Einen schwierigen Auftrag hatte der Grundkurs Kunst der Jahrgangsstufe 13 (Jörg Euteneuer, Constanze Pfleiderer, Nadja Wernado, Laura Heyn, Sonja Tigges, und Maria Föhre) des Landschulheims Schloss Heessen unter der Leitung von Kunstlehrer Carsten Spiegelberg bei seinem neuen Projekt mit der St. BARBARA-Klinik zu bewältigen. Galt es doch, den Warteraum der Intensivstation 1b neu zu gestalten. Einen sensiblen Bereich also, in dem die Angehörigen oft gefühlsmäßig aufgewühlt sind. Seit drei Tagen hängen die acht Objekte, und alle Beteiligten sind sich einig: Das Projekt ist gelungen.
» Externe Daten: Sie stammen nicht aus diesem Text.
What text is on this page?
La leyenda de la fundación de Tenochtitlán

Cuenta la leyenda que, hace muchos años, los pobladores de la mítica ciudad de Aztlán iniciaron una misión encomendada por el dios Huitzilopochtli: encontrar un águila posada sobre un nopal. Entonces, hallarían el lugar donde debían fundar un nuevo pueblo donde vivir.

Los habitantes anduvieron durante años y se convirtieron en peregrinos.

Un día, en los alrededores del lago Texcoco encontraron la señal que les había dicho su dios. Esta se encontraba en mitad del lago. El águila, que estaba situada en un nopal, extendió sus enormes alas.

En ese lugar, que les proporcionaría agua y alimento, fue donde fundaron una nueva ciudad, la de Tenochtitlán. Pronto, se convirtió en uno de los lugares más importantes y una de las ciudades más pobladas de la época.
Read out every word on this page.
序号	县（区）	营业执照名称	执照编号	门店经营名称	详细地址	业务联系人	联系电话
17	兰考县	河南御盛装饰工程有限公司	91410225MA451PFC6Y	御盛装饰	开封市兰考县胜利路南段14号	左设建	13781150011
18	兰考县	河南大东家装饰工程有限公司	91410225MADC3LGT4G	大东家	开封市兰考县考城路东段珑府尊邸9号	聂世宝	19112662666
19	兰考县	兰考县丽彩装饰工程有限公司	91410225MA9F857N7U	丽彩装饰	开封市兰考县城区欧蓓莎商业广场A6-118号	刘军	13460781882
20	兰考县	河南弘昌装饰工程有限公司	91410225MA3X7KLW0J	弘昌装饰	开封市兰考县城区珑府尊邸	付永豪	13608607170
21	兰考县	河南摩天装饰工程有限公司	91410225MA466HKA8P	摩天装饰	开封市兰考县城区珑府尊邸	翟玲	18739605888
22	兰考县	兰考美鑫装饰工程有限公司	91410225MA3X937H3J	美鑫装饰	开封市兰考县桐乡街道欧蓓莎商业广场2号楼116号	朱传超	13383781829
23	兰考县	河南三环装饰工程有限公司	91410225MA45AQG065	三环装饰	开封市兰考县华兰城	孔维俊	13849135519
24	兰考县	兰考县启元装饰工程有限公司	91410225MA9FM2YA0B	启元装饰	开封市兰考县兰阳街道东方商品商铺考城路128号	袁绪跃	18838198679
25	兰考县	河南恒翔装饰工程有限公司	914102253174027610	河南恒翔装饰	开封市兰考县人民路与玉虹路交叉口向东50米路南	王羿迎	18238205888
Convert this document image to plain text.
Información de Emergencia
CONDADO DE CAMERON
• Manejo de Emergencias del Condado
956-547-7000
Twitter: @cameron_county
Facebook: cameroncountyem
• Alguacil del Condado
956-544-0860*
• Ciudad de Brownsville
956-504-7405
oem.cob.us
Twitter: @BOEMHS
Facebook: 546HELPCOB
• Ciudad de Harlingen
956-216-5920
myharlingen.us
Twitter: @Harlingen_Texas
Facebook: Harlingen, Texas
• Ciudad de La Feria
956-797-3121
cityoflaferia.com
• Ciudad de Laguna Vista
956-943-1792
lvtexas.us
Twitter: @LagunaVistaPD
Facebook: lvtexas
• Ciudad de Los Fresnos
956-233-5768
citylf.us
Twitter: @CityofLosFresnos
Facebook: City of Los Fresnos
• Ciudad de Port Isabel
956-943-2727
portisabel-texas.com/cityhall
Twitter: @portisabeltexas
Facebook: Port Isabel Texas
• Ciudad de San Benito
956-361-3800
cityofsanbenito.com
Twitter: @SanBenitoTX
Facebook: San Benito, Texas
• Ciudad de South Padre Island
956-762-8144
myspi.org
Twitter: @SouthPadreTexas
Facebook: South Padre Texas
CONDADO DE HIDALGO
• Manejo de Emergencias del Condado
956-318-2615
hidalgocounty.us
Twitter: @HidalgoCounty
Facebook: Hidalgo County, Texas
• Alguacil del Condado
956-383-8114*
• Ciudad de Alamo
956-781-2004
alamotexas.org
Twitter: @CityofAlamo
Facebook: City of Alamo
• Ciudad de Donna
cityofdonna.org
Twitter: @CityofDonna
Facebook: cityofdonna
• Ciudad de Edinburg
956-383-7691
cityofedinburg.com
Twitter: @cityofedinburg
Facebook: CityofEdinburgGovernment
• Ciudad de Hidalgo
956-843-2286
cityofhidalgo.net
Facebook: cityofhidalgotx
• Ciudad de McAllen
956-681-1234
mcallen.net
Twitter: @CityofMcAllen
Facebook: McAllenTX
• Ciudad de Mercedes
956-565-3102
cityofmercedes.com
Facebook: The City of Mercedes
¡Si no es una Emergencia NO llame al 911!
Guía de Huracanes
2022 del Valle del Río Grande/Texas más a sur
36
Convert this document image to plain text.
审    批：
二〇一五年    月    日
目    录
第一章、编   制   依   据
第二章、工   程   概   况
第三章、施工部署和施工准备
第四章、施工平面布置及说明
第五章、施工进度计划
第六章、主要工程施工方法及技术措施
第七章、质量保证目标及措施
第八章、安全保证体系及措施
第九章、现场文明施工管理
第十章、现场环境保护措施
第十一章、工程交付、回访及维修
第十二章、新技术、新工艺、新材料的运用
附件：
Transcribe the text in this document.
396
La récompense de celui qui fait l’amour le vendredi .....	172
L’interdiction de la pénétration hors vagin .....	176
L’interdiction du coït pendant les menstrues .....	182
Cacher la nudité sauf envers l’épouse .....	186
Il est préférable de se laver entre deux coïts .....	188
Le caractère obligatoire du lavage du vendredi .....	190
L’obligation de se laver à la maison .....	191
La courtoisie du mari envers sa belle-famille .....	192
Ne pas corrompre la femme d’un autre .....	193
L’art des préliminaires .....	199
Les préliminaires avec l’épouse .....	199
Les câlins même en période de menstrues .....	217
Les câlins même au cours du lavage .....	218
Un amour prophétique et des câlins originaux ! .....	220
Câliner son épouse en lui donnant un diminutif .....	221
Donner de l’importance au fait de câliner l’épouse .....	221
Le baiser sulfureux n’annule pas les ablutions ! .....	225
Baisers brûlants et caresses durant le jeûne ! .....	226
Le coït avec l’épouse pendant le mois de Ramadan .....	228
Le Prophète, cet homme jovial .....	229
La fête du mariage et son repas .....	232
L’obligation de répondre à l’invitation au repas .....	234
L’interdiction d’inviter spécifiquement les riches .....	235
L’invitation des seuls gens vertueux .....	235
Nach den Herbstferien wurden die ersten Kontakte geknüpft. Die Initiative ging von den Mitarbeitern der Station 1b aus, die dem bis dahin tristen Raum ein neues Gesicht geben wollten. Eine künstlerische Zusammenarbeit zwischen Klinik und dem Schloss gibt es schon seit mehr als zehn Jahren. So ergab es sich fast von selbst, dass die Klinik auch mit diesem Vorhaben an das Landschulheim herantrat.
Die Schüler begannen ihre Arbeit mit einer Besichtigung des Raumes, und führten Gespräche mit den Angehörigen. Daraus erarbeiteten sie Ideen, diskutierten diese in der Klasse und mit den Projektverantwortlichen in der Klinik. Schließlich fertigten sie Entwürfe an, die dann in der Klinik vorgestellt wurden. „Es war nicht von vornherein klar, dass die Klasse den Auftrag auch bekommt“, stellte Spiegelberg fest. Doch die Entwürfe fanden Gefallen.
Bei der Ausführung mussten die Schüler auf der Suche nach der besten Umsetzung auch die Tücken unterschiedlicher Materialien bewältigen. Sogar die farbliche Gestaltung des Raumes stammt von ihnen und rief zunächst zum Teil heftige Diskussionen hervor. Spiegelberg lobte das große Engagement der Jugendlichen. Sie hätten äußerst selbstständig gearbeitet und das Projekt auch während seiner krankheitsbedingten Abwesenheit alleine fortgeführt. Der Raum sei eine Visitenkarte für die Schule.
Ergänzend wurde ein Faltblatt zum Gestaltungskonzept des Raumes erarbeitet. Hier geben die Künstler knappe Hinweise für die Betrachter. Spiegelberg dankte der Klinik für die zusätzliche Visitenkarte.
Werner Messink von der Pflegedienstleitung bezeichnete die Zusammenarbeit als eine sehr spannende Zeit. Das Projekt passe gut ins Leitbild des Trägers, denn man wolle öffentliche Verantwortung über die reine Krankenversorgung hinaus wahrnehmen. Die Besucher seien zur Auseinandersetzung mit den Kunstwerken aufgefordert. Durch ein Gästebuch gebe man ihnen auch die Möglichkeit zu einer Rückmeldung.